As somebody who has worked on 7 Workday implementation projects, I can tell that Gartner's knowledge of this vendor is very sketchy - actually I doubt that they have deep knowledge of the other vendors either, since few if any Gartner analysts have ever dirtied their hands with actual HRIS implementations. If Gartner knew what it is talking about, it would have mentioned that Workday Learning is still WIP (I also agree about slow global Payroll progress).
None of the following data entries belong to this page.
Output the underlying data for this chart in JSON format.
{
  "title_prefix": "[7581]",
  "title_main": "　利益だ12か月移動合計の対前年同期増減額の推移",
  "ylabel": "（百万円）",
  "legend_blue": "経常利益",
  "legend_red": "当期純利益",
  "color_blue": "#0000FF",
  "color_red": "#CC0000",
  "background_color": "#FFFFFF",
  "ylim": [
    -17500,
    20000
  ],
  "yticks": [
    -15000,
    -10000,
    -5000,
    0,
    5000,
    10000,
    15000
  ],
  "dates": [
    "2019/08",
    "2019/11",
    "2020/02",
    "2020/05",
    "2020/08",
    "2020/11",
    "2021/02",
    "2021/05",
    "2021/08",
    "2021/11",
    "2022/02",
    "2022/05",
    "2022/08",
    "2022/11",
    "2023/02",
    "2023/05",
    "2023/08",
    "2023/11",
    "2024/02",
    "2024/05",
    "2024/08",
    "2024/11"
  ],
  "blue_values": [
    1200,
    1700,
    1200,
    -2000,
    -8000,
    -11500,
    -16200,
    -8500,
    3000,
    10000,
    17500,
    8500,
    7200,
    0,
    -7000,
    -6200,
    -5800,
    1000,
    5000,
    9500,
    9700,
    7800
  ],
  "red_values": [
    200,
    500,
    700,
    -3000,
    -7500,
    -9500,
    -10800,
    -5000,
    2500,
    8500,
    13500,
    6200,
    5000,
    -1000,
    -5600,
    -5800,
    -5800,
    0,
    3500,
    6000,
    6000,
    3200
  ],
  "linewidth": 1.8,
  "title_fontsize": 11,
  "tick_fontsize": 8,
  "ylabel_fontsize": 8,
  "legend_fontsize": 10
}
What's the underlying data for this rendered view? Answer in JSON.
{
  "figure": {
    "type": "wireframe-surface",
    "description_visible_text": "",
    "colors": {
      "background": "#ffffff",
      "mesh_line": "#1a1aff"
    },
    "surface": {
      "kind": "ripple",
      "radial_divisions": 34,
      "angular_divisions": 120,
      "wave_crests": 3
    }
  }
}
On the topic of Payroll, they could also have mentioned that there is no such thing as SAP SuccessFactors Employee Central Payroll (I know, what a mouthful!): Why not call a duck a duck? Hosted SAP Payroll it is.

 

Since most of my 2018 rebuttals are still largely valid (technology may move fast, not the companies that produce it), there is little point in repeating myself. You can check that detailed analysis in  Gartner's HR Magic Quadrant: A (Strong) Rebuttal.